The City Council voted 5-4 last month to appeal Thomson’s order. The city’s emergency petition maintained that ranked-choice voting violates the New Mexico Constitution because it is not a “runoff” as allowed under a constitutional amendment, although it was the City Council itself that proposed RCV in 2008. “If the legislature wanted to propose a constitutional amendment authorizing ‘ranked choice voting’ or ‘instant runoff voting,’ the legislature could have done so, but it did not do so,” the city now argues.
Last summer, the City Council majority decided against using RCV in 2018, because software to count RCV votes hadn’t been certified. The software was okayed by the Secretary of State’s Office in late September, and Thomson decided that Santa Fe therefore had to make the switch to RCV this year as called for in the 2008 charter amendment.
Ranked-choice rules, used in a few American cities, apply in contests with more than two candidates. Voters rank the candidates in order of preference. If no candidate gets a majority in an initial tally, the last-place finisher is eliminated and the second-ranked choices of voters for the last-place candidate are distributed to the others. This process continues, with even third- or lower-ranked choices coming into play if necessary, until a winner gets a majority of the votes counted.

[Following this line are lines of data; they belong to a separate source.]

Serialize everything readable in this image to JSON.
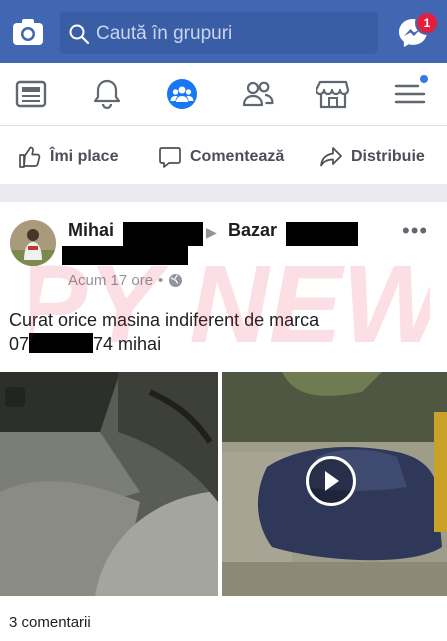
{
  "topbar": {
    "search_placeholder": "Caută în grupuri",
    "messenger_badge": "1"
  },
  "navbar": {
    "items": [
      {
        "icon": "news-feed-icon"
      },
      {
        "icon": "bell-icon"
      },
      {
        "icon": "groups-icon",
        "active": true
      },
      {
        "icon": "friends-icon"
      },
      {
        "icon": "marketplace-icon"
      },
      {
        "icon": "menu-icon"
      }
    ]
  },
  "actions": {
    "like": "Îmi place",
    "comment": "Comentează",
    "share": "Distribuie"
  },
  "post": {
    "author": "Mihai",
    "group": "Bazar",
    "time": "Acum 17 ore",
    "line1": "Curat orice masina indiferent de marca",
    "phone_prefix": "07",
    "phone_suffix": "74 mihai",
    "comments": "3 comentarii"
  },
  "watermark": "SPY NEWS",
  "colors": {
    "brand": "#4267b2",
    "badge": "#e41e3f",
    "active_icon": "#1877f2",
    "muted": "#90949c"
  }
}
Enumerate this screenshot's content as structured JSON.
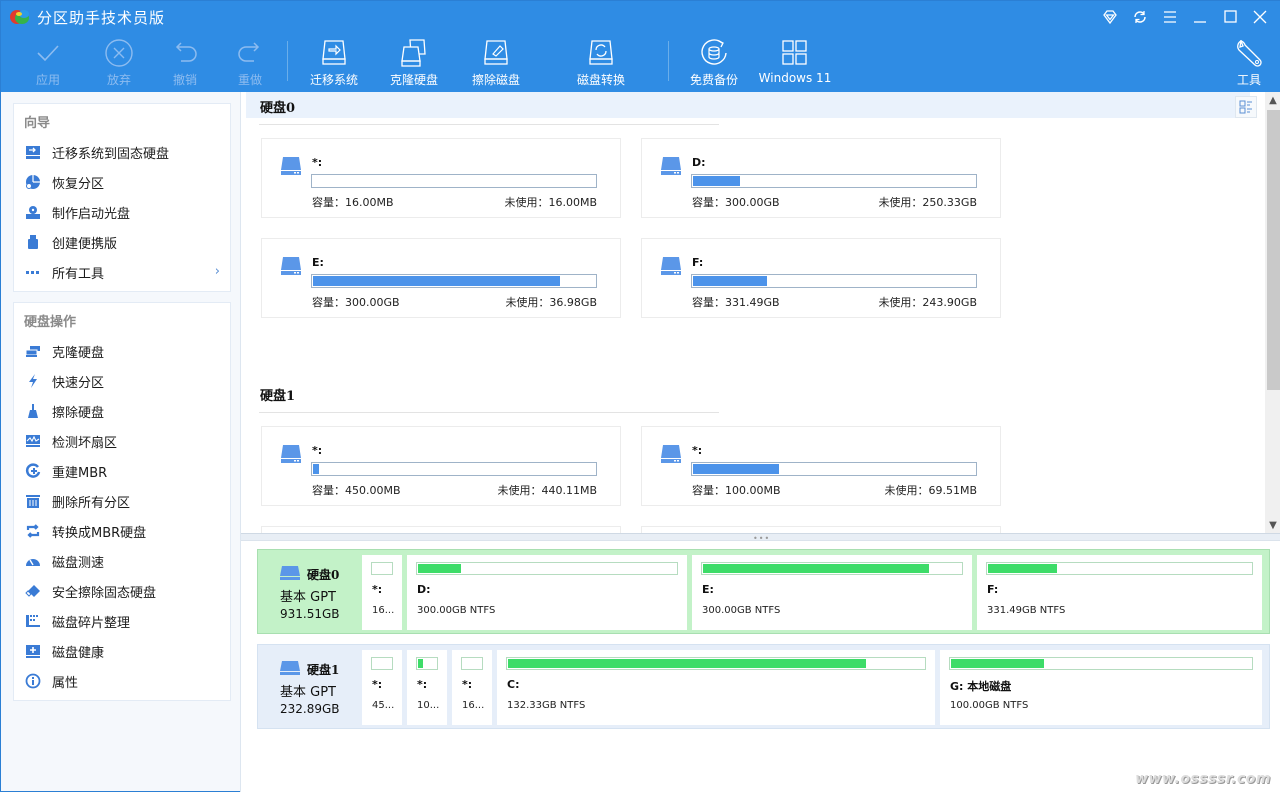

Monday’s Supreme Court filing by the RCV supporters notes that the city is challenging the constitutionality of its own charter. It points out that in 2008, the then-city attorney issued an opinion that the relevant constitutional amendment “makes no restriction on the type of runoff” and that there’s no basis to conclude that “a runoff achieved through expressing one’s second (or third) choice at the time of the initial election would be treated any differently from allowing that second (or third) choice to be made some weeks later at a second election.”
The two sides are also arguing over whether Judge Thomson in fact had authority to issue his order in this case.